Our study reports a total of 12 and 9 non-indigenous species in trammel nets and longline surveys, respectively. Among them, 8 species including Siganus luridus, Siganus rivulatus, Upeneus pori, Upeneus moluccensis, Sargocentron rubrum, Nemipterus randalli Russell, 1986, Pterois miles, and Saurida lessepsianus have been sold at local markets. Undoubtedly, having the market value and demand for these species is desirable for both fishers and ecosystem health. There are some factors that may persuade consumers to consume these new species more. For example, the prices of these species are generally more affordable compared to many native species that show decreased populations due to overfishing. Other reasons may be related to the flavor of these species and people’s gastronomic curiosity. Moreover, awareness studies and projects are carried out by some NGOs (e.g., Mediterranean Conservation Society) and their enterprises encouraging the consumption of these species in the region (Pers. comm., Funda Kök). On the other hand, some studies (Ünal et al. 2015; Ünal and Göncüoğlu Bodur 2017) suggested the application of a bounty system, which has been in practice in Northern Cyprus since 2012, (Anonymous 2012) in order to combat species such as pufferfish, which do not have a market value yet. Decision makers would seem to be amenable to implementing these suggestions in Türkiye as well. For this purpose, a communiqué (a notification) was published in the official gazette, and a regulation was made to pay the fishers for each puffer fish tail they provided (Anonymous 2021). In fact, in terms of catch amount and value, the rate of NIS in the SSF should not be disregarded. Ünal (unpublished^*) reported that the proportion of NIS within the total catch in the Kaş–Kekova SEPA was 40% and two of the five most important species in terms of total catch amount and value were NIS.

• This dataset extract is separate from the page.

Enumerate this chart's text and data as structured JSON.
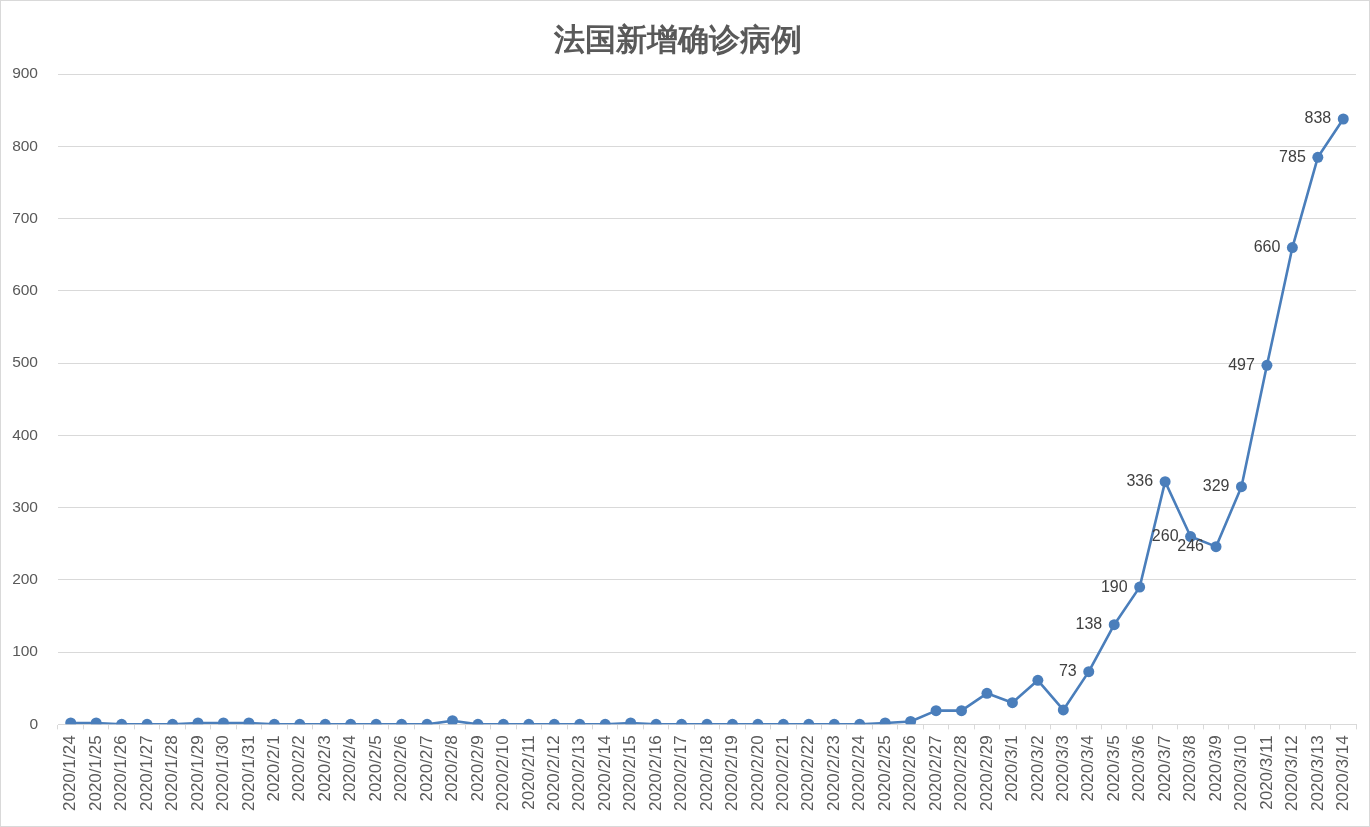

In conclusion, the presently reported study shows that indigenous species are dominant in bottom set longline fishery, while NIS are represented with higher CPUE in trammel net fishery in Kalkan, Kaş, and the Kaş–Kekova SEPA, Eastern Mediterranean. Furthermore, in general, the dominance of indigenous species has shown a dramatic decrease over recent decades. Although there have been measures taken by decision-makers to cope with this situation, they are insufficient. In addition to management measures and practices, it is observed that related scientific studies are also insufficient. Therefore, we suggest further research focusing on the catch composition of both trammel and gill nets that have smaller mesh sizes used by the fleet.

This study was supported by Akdeniz Koruma Derneği (Mediterranean Conservation Society) (AKD) through several grants under the “management of invasive alien species” program in partnership with Fauna Flora International (FFI). Therefore, we would like to express our sincere thanks to AKD and FFI for their support. We are also grateful to local fishers for their positive approach to sharing information with us during the data collection.